Health insurance company executives and health insurance marketers are celebrating the Trump administration’s release of a new short-term medical insurance final rule.
The final rule, set to appear in the Federal Register Friday, will let in issuer offer short-term medical insurance with in initial term of up to 364 days.
With extensions, the coverage can last for up to 36 months.
Under former President Barack Obama, regulators had capped short-term medical insurance benefit periods at three months — to keep the products from peeling younger, healthier consumers away from the individual major medical market, and to reduce the possibility that consumers might end up with much less coverage than they expected, or need.
Estimates of the number of people who have some kind of short-term medical insurance now range from fewer than 200,000 to up to 1 million.
Although the market is small, policymakers see it as important, because a provision in the Affordable Care Act exempts “excepted products,” including short-term medical insurance, from the underwriting rules and benefits rules that now apply to major medical insurance.
In a state with friendly regulations and regulators, an issuer of short-term medical insurance can hold premiums down by rejecting applicants with even minor health problems, excluding coverage for services such as mental health care, and cap annual benefits at any level the market will bear.
The ACA won’t let an issuer of new individual major medical coverage do any of those things.
Short-term medical insurance market watchers are now racing to come up with forecasts of how the new regulations might affect the market.
Here are five (very) early answers.
1. Short-term medical insurance could end up in an interesting horse race with Affordable Care Act public exchange plan coverage.
The ACA individual major medical open enrollment period is set to start Nov. 1 and run until Dec. 15.
Jan Dubauskas, the chief government affairs officers at HealtheDeals.com, a web-based health insurance supermarket division of the IHC Group, points out that the short-term medical insurance regulations will actually take effect in October — right before the individual major medical open enrollment period begins.

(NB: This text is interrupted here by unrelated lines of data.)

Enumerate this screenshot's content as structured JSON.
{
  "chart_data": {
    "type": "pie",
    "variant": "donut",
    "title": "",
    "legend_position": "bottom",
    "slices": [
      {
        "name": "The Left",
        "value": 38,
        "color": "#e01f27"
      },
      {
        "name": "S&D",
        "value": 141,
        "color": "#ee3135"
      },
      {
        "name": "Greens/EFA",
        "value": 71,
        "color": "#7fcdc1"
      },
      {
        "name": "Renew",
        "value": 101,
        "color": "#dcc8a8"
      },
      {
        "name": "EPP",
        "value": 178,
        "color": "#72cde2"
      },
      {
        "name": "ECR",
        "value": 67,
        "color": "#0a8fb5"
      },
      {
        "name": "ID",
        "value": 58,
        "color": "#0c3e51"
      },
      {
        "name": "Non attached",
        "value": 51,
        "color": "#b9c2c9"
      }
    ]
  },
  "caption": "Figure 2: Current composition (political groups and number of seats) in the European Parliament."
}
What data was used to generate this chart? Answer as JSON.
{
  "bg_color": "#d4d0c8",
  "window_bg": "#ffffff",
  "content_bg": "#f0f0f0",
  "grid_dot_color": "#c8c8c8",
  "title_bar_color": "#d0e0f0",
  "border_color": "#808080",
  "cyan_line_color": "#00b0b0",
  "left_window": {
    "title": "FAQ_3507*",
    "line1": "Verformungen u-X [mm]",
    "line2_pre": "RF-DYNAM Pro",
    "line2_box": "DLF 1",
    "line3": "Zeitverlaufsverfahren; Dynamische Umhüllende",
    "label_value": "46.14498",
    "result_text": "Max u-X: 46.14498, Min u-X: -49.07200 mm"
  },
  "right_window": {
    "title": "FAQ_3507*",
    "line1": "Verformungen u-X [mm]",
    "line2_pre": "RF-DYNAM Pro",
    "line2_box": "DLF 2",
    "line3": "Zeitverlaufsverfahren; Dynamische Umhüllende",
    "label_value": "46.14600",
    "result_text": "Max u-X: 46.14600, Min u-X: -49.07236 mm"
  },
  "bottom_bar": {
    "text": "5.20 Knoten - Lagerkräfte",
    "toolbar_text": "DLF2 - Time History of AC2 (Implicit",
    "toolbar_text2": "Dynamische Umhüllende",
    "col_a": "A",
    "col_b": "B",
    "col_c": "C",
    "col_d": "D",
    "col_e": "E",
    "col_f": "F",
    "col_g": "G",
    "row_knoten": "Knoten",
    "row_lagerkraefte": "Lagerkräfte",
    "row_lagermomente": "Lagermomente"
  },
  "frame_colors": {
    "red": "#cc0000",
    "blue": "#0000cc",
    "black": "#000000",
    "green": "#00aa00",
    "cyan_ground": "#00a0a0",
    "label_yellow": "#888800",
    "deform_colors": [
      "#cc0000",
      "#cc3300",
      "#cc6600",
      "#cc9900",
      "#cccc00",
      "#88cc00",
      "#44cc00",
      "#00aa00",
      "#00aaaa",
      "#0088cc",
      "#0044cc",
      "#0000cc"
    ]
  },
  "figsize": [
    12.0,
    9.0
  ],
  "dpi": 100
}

2. Short-term medical insurance distributors are predicting that they’ll have the capacity to meet any surge in demand that materializes as a result of the lifting of the duration cap.
Gavin Southwell, the chief executive officer of Health Insurance Innovations Inc., a major short-term medical insurance distributor and the parent of the AgileHealthInsurance quote service, said adding new and updated short-term medical insurance products to the company’s existing systems will take just a few days.
Training agents and updating quality control efforts should also be a quick process, Southwell told securities analysts today, during a conference call.